After Secret Empire, Sam Wilson officially gave back the shield to the good Steve Rogers and decided to become the Falcon once more. I’m not sure why Joaquin isn’t his sidekick anymore; perhaps it’s because Joaquin is practically a falcon and it would be confusing. Maybe Joaquin reminds him too much of Rage. Maybe Joaquin makes him think of the days when he was Captain America and friends with Stevil. Either way, he’s out as supporting role and Rayshaun Lucas is in as the Patriot.
On their first mission as a dynamic duo, Sam stumbles into a plot by Blackheart (son of Mephisto) to wreak chaos across Chicago. Blackheart rips Sam’s soul from his body and sends it to his father’s realm, which begs a big question. Since no one can go into the Dark Realm unless they are worthy (meaning unworthy to go anywhere nicer), why is Sam’s soul in Mephisto’s torture gallery?
And there is the crux of this entire arc, the whole series itself, and pretty much Sam Wilson. He’s in the Dark Realm because he’s having an identity crisis.
I suppose that’s a relief he’s not in Hell because he’s a bad person. On the other hand, this all seems rather convoluted to force Sam to reconnect with himself. Is the story trying to help Sam or is it trying to justify this series’ existence to the readers? Or maybe the series is using the arc to justify its existence to itself. Then again, it could be all three.
Of course he figures out who he is and breaks free from Mephisto so he can once again fight Blackheart. That was a given. Marvel has done some weird things, but they wouldn’t create a new series just to kill off the main character in the first four issues. They save that for mini-series that have “Death” in the title.
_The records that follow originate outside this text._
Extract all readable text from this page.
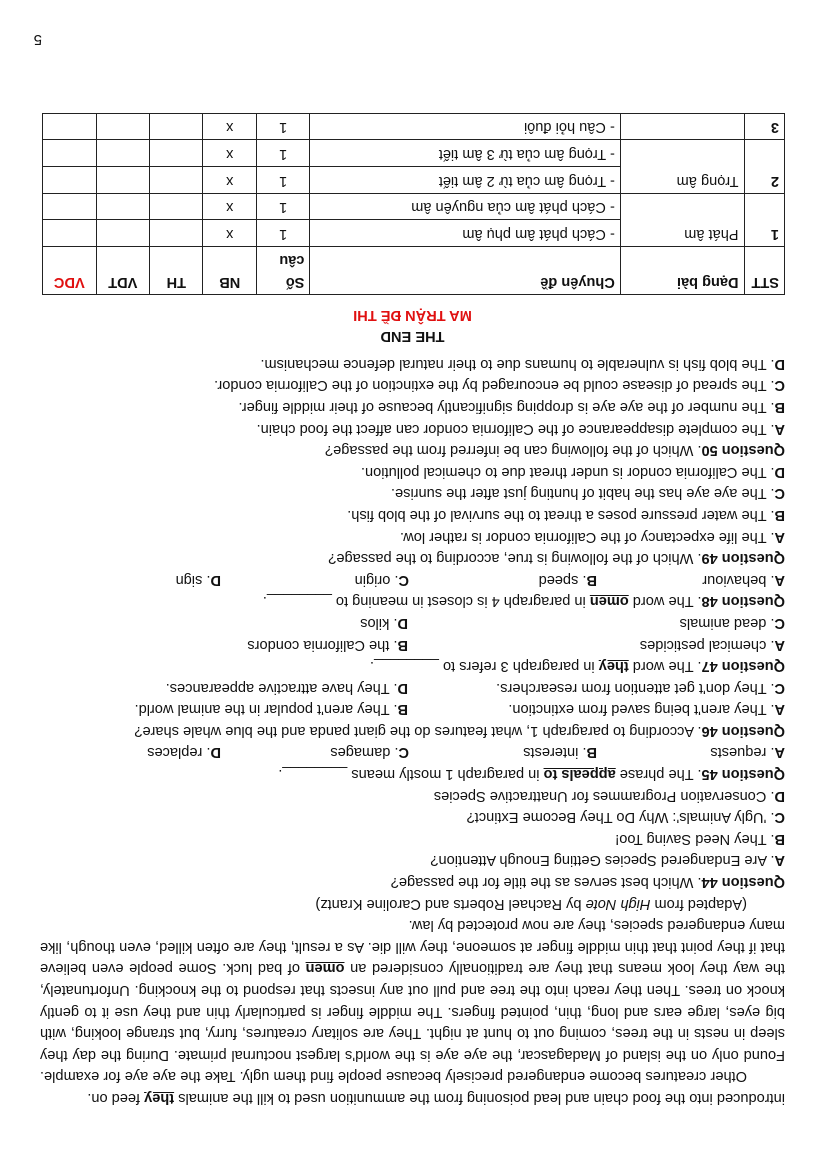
introduced into the food chain and lead poisoning from the ammunition used to kill the animals they feed on.

Other creatures become endangered precisely because people find them ugly. Take the aye aye for example. Found only on the island of Madagascar, the aye aye is the world's largest nocturnal primate. During the day they sleep in nests in the trees, coming out to hunt at night. They are solitary creatures, furry, but strange looking, with big eyes, large ears and long, thin, pointed fingers. The middle finger is particularly thin and they use it to gently knock on trees. Then they reach into the tree and pull out any insects that respond to the knocking. Unfortunately, the way they look means that they are traditionally considered an omen of bad luck. Some people even believe that if they point that thin middle finger at someone, they will die. As a result, they are often killed, even though, like many endangered species, they are now protected by law.

(Adapted from High Note by Rachael Roberts and Caroline Krantz)

Question 44. Which best serves as the title for the passage?

A. Are Endangered Species Getting Enough Attention?
B. They Need Saving Too!
C. 'Ugly Animals': Why Do They Become Extinct?
D. Conservation Programmes for Unattractive Species

Question 45. The phrase appeals to in paragraph 1 mostly means ________.

A. requests
B. interests
C. damages
D. replaces

Question 46. According to paragraph 1, what features do the giant panda and the blue whale share?

A. They aren't being saved from extinction.
B. They aren't popular in the animal world.
C. They don't get attention from researchers.
D. They have attractive appearances.

Question 47. The word they in paragraph 3 refers to ________.

A. chemical pesticides
B. the California condors
C. dead animals
D. kilos

Question 48. The word omen in paragraph 4 is closest in meaning to ________.

A. behaviour
B. speed
C. origin
D. sign

Question 49. Which of the following is true, according to the passage?

A. The life expectancy of the California condor is rather low.
B. The water pressure poses a threat to the survival of the blob fish.
C. The aye aye has the habit of hunting just after the sunrise.
D. The California condor is under threat due to chemical pollution.

Question 50. Which of the following can be inferred from the passage?

A. The complete disappearance of the California condor can affect the food chain.
B. The number of the aye aye is dropping significantly because of their middle finger.
C. The spread of disease could be encouraged by the extinction of the California condor.
D. The blob fish is vulnerable to humans due to their natural defence mechanism.
THE END
MA TRẬN ĐỀ THI
STT	Dạng bài	Chuyên đề	Số câu	NB	TH	VDT	VDC
1	Phát âm	- Cách phát âm phụ âm	1	x			
		- Cách phát âm của nguyên âm	1	x			
2	Trọng âm	- Trọng âm của từ 2 âm tiết	1	x			
		- Trọng âm của từ 3 âm tiết	1	x			
3		- Câu hỏi đuôi	1	x			
5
I was never worried that Sam would die in this arc, but I did wonder what the point of it all was. Having Sam figure out who he is now could be a necessary storyline for Sam’s character. I’m not entirely sure it was necessary, but it makes sense why the writers went this direction. Sam has had a lot of bad things happen to him since he started his Captain America: Sam Wilson series. He may be a superhero, but anyone would walk away from his experiences with PTSD. That said, using a trip to Hell is rather heavy-handed, not to mention overdone in comics and literature.